What "Agentic" Actually Costs to Wire Together
Lessons on context discipline, state validation, and closing the feedback loop from building a purely social LLM game.
This issue is brought to you by MarketBeat
Building autonomous systems is less about model intelligence and more about context engineering. This deep-dive breaks down the architecture of Unwritten Realms, a text-only game where every NPC is an LLM agent.
The core takeaways:
Context over Model: Believability is a state and grounding problem. A mid-sized model with strict context discipline outperforms a giant model with sloppy data.
The Validate-and-Repair Loop: Agents should never touch state directly. Instead, feed engine rejections back to the model as natural language observations so it can self-correct in character.
Dual-Call Planning: Separate private tactical reasoning from public dialogue performance to keep agents strategic without ruining the illusion.
I build things to understand them. The latest is a small game called Unwritten Realms, and I built it to find out what “agentic” actually costs once you stop writing about it and have to wire it together yourself.
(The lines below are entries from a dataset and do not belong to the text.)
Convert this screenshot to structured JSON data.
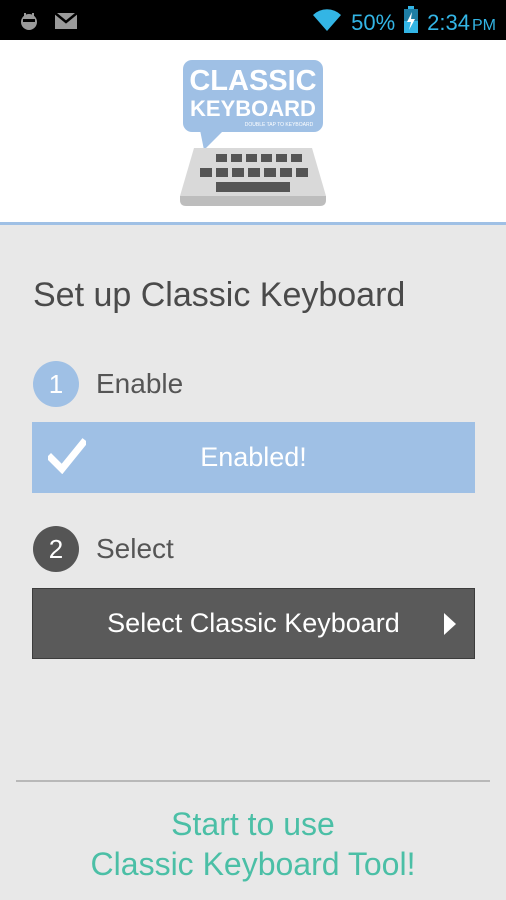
{
  "status_bar": {
    "battery_percent": "50%",
    "time": "2:34",
    "ampm": "PM",
    "icons": [
      "android-debug-icon",
      "gmail-icon",
      "wifi-icon",
      "battery-charging-icon"
    ]
  },
  "header": {
    "logo_title_line1": "CLASSIC",
    "logo_title_line2": "KEYBOARD",
    "logo_tagline": "DOUBLE TAP TO KEYBOARD"
  },
  "main": {
    "title": "Set up Classic Keyboard",
    "steps": [
      {
        "number": "1",
        "label": "Enable",
        "button_label": "Enabled!",
        "done": true
      },
      {
        "number": "2",
        "label": "Select",
        "button_label": "Select Classic Keyboard",
        "done": false
      }
    ]
  },
  "footer": {
    "line1": "Start to use",
    "line2": "Classic Keyboard Tool!"
  },
  "colors": {
    "accent_blue": "#9fc0e5",
    "status_blue": "#33b5e5",
    "dark_button": "#5a5a5a",
    "footer_teal": "#4bbfa6"
  }
}
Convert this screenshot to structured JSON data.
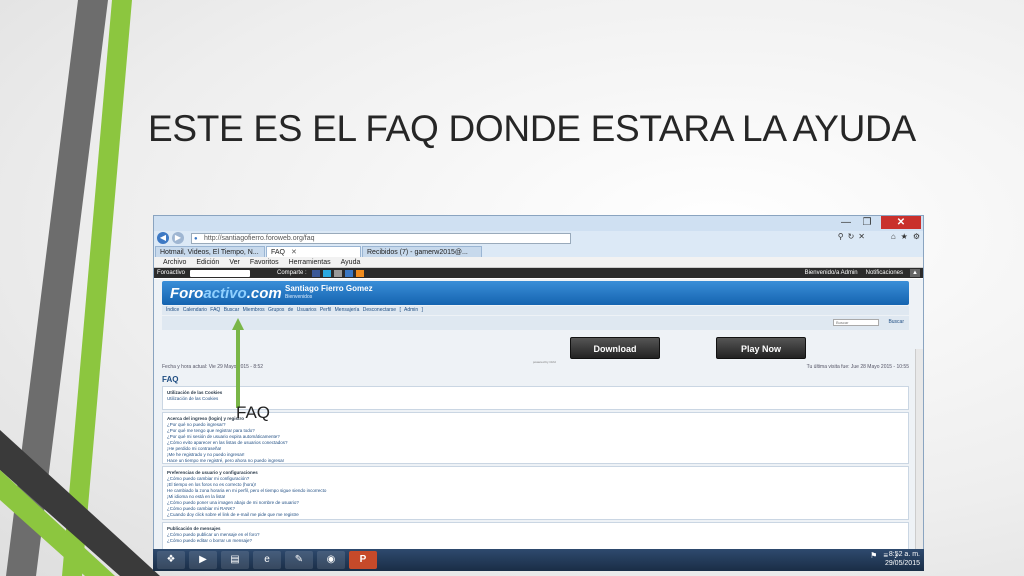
{
  "slide": {
    "title": "ESTE ES EL FAQ DONDE ESTARA LA AYUDA"
  },
  "browser": {
    "url": "http://santiagofierro.foroweb.org/faq",
    "tabs": [
      {
        "label": "Hotmail, Videos, El Tiempo, N..."
      },
      {
        "label": "FAQ"
      },
      {
        "label": "Recibidos (7) - gamerw2015@..."
      }
    ],
    "menu": [
      "Archivo",
      "Edición",
      "Ver",
      "Favoritos",
      "Herramientas",
      "Ayuda"
    ],
    "forumbar": {
      "brand": "Foroactivo",
      "share": "Comparte :",
      "welcome": "Bienvenido/a Admin",
      "notifications": "Notificaciones"
    }
  },
  "forum": {
    "logo_a": "Foro",
    "logo_b": "activo",
    "logo_c": ".com",
    "site_name": "Santiago Fierro Gomez",
    "site_sub": "Bienvenidos",
    "nav": "Índice Calendario FAQ Buscar Miembros Grupos de Usuarios Perfil Mensajería Desconectarse [ Admin ]",
    "search_placeholder": "Buscar",
    "search_button": "Buscar",
    "download": "Download",
    "play_now": "Play Now",
    "powered": "powered by Ctrld",
    "date": "Fecha y hora actual: Vie 29 Mayo 2015 - 8:52",
    "last_visit": "Tu última visita fue: Jue 28 Mayo 2015 - 10:55",
    "faq_heading": "FAQ",
    "panels": [
      {
        "head": "Utilización de las Cookies",
        "lines": [
          "Utilización de las Cookies"
        ]
      },
      {
        "head": "Acerca del ingreso (login) y registro",
        "lines": [
          "¿Por qué no puedo ingresar?",
          "¿Por qué me tengo que registrar para todo?",
          "¿Por qué mi sesión de usuario expira automáticamente?",
          "¿Cómo evito aparecer en las listas de usuarios conectados?",
          "¡He perdido mi contraseña!",
          "¡Me he registrado y no puedo ingresar!",
          "Hace un tiempo me registré, pero ahora no puedo ingresar"
        ]
      },
      {
        "head": "Preferencias de usuario y configuraciones",
        "lines": [
          "¿Cómo puedo cambiar mi configuración?",
          "¡El tiempo en los foros no es correcto (hora)!",
          "He cambiado la zona horaria en mi perfil, pero el tiempo sigue siendo incorrecto",
          "¡Mi idioma no está en la lista!",
          "¿Cómo puedo poner una imagen abajo de mi nombre de usuario?",
          "¿Cómo puedo cambiar mi RANK?",
          "¿Cuando doy click sobre el link de e-mail me pide que me registre"
        ]
      },
      {
        "head": "Publicación de mensajes",
        "lines": [
          "¿Cómo puedo publicar un mensaje en el foro?",
          "¿Cómo puedo editar o borrar un mensaje?"
        ]
      }
    ]
  },
  "taskbar": {
    "clock_time": "8:52 a. m.",
    "clock_date": "29/05/2015"
  },
  "annotation": {
    "label": "FAQ"
  },
  "colors": {
    "accent_green": "#8cc63f",
    "deco_gray": "#6d6d6d",
    "forum_blue": "#1564b0"
  }
}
The setup: you’re dropped into a small world with a goal, find a secret, recover an item. Every other character is an LLM agent with a personality, private facts it knows and you don’t, its own goals, and an inventory. You talk to them. That’s the entire interface. No inventory screen, no “take” button. If you need the treasure map to win, there’s exactly one path: persuade a character who has it to hand it over.
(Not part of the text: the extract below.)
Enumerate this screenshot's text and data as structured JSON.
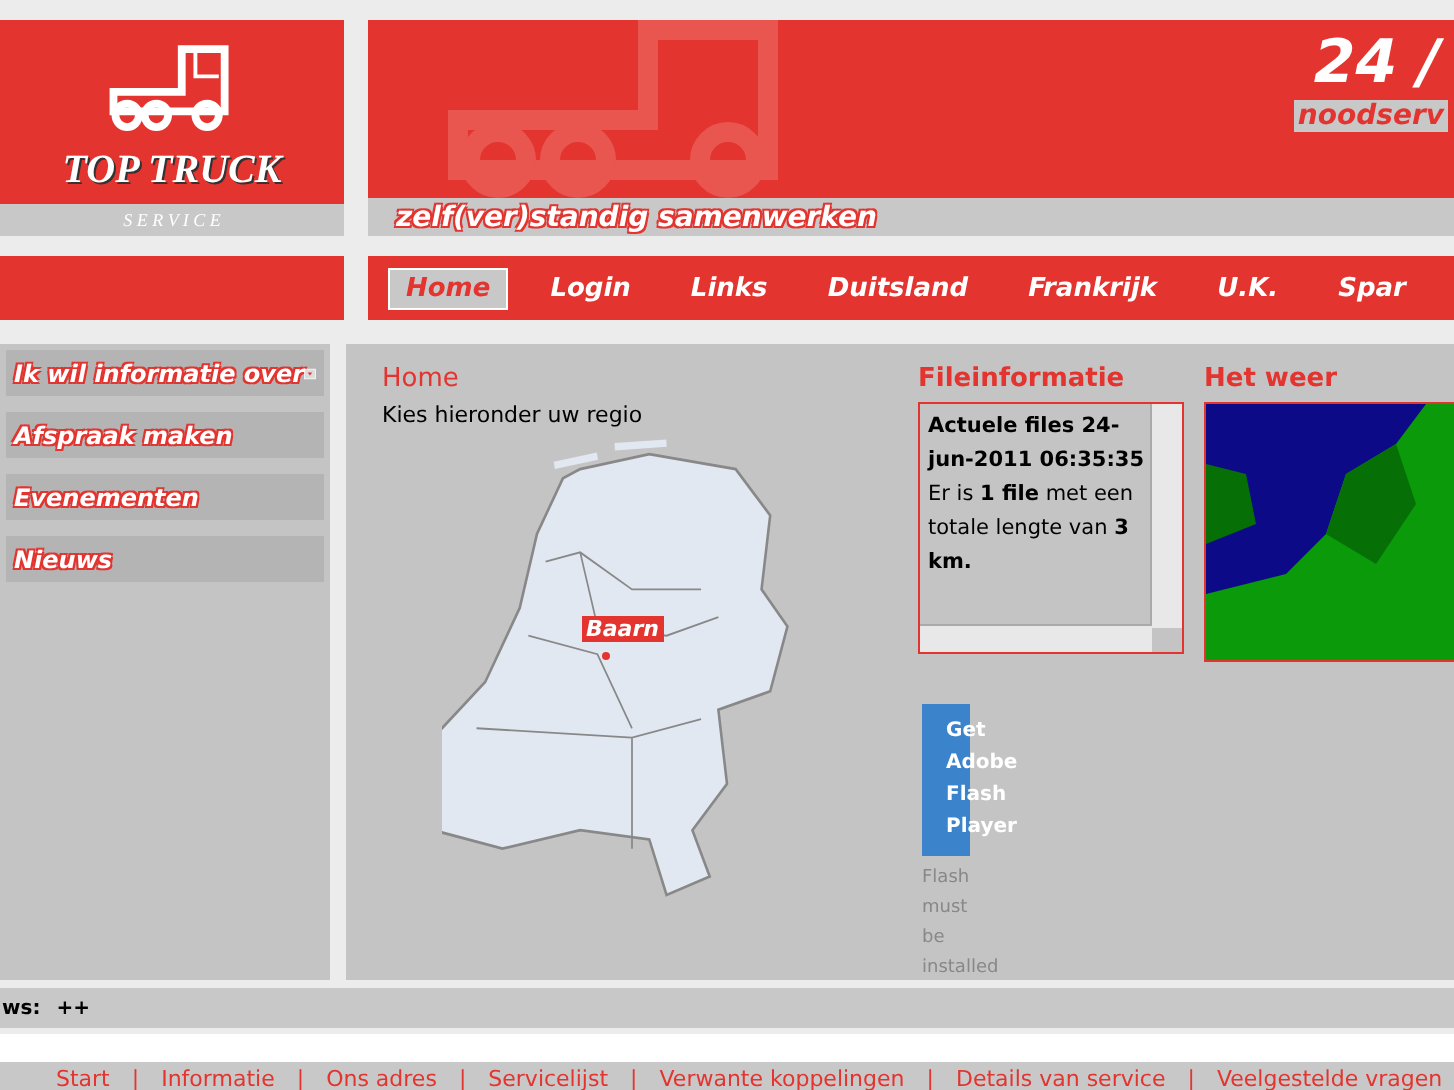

That constraint is the whole reason the project taught me anything. The second the game is purely social, there’s nowhere to hide, no UI doing the work, no scripted dialogue tree. A character decides to help you or it doesn’t, and everything underneath that decision is real AI engineering: what the model sees, what it’s allowed to do, and how much of what it produces you’re willing to trust.
The short version of what I learned: a believable agent is almost never a model problem. It’s a context problem and a grounding problem. Get those two right and a mid-sized model is plenty. Get them wrong and no amount of model will save you.
What I’ll walk through
The Architecture of Reality: How to assemble a character’s worldview every single turn—and why the model is the least interesting part of it.
The Guardrail Loop: The tool-calling layer and the validate-and-repair loop that keeps a creative model from quietly corrupting state.
Evolving State: Where the project is headed next—building characters that notice a world changing around them.
A character is just context
Each character is an object holding six things: a persona (free-text prose for who they are), a set of traits with intensities (cautious 0.7, greedy 0.4), private facts, goals, a memory of what’s happened to it, and an inventory.
The model behind all of them is the same model, I’m running gpt-5.2 against an OpenAI-compatible endpoint. No fine-tuning, no per-character weights. The difference between a paranoid hoarder and a chatty merchant is entirely in the text I assemble.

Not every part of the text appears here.